2/3 cup light brown sugar
1 stick (4 ounces) cold unsalted butter, cut into 1/2-inch dice, plus 
2 tablespoons softened 
1 1/4 teaspoons cinnamon
3 cups all-purpose flour, plus more for dusting
1/3 cup granulated sugar
1 tablespoon baking powder
1/2 teaspoon salt
1 cup heavy cream
1 large egg
1 teaspoon pure vanilla extract
1/4 cup cream cheese, softened
1 teaspoon fresh lemon juice
2 cups confectioners' sugar

1. Preheat the oven to 425°. Line a large, heavy baking sheet with parchment paper. In a food processor, pulse the brown sugar with the 2 tablespoons of softened butter and 1 teaspoon of the cinnamon until soft crumbs form. Transfer the mixture to a bowl. 

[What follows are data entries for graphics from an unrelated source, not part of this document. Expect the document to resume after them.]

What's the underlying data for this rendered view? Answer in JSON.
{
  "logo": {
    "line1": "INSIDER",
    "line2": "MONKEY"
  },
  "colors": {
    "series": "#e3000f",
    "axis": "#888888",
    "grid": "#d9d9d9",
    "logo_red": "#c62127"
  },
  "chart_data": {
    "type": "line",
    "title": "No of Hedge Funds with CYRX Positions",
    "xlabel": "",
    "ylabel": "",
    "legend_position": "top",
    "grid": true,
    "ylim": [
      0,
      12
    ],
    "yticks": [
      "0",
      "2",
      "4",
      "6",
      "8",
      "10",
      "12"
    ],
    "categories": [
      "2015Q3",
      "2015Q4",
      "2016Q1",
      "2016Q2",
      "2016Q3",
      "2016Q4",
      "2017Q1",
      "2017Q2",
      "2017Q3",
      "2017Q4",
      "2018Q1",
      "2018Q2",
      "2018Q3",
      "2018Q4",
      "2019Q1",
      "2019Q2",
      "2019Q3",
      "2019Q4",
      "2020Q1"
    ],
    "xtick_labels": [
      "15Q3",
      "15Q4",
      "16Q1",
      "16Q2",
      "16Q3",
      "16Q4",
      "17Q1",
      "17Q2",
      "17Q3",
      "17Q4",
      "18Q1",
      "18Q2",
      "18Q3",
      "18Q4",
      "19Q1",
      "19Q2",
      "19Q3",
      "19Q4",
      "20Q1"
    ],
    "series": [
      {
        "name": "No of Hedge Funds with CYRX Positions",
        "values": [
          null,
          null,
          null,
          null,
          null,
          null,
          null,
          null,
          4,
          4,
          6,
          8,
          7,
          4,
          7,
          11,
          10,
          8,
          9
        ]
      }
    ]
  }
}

2. In the processor, combine the 3 cups of flour with the granulated sugar, baking powder, salt and the remaining 1/4 teaspoon of cinnamon and pulse to blend. Add the diced butter and pulse until the mixture resembles small peas. Transfer the mixture to a large bowl and make a well in the center. 

3. Add the cream, egg and vanilla to the well and stir to combine. Using a wooden spoon, gradually stir in the flour mixture until a firm dough forms. Crumble the brown sugar mixture over the dough and knead it into the dough, leaving some streaks. 

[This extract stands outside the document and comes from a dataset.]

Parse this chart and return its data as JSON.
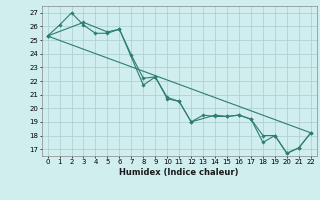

4. Lightly dust a work surface with flour. Turn the dough out onto it and knead 3 times. Pat or roll the dough into an 8-inch round, about 1 inch thick. Cut into 8 wedges, then transfer the scones to the baking sheet and refrigerate for 10 minutes. Bake for 18 to 20 minutes, or until browned. Let cool slightly on the sheet, then transfer to a wire rack. 

5. In a medium bowl, beat the cream cheese with the lemon juice. Beat in the confectioners' sugar until smooth. Spread the icing over the warm scones.

MAKE AHEAD The scones can be stored in an airtight container for up to 2 days.

--Marcy Goldman

This recipe originally appeared in Food and Wine, March 2003.


----------



## jkath (May 19, 2005)

I bet these are so pretty!


----------



## Ishbel (May 19, 2005)

I can't get my head round this - how can a 'bun' be a 'scone'?

Buns are mostly English and scones are Scots


----------



## SierraCook (May 19, 2005)

It is a cinnamon bun flavored scone.


----------



## Ishbel (May 20, 2005)

Hmmmmmm.... OK, you've ALMOST got me convinced, SierraCook!


----------



## BakersDozen (May 20, 2005)

Ishbel...not sure why they are named "buns", but we enjoy them and I just call them scones. Great with morning cup of java or hot tea!


----------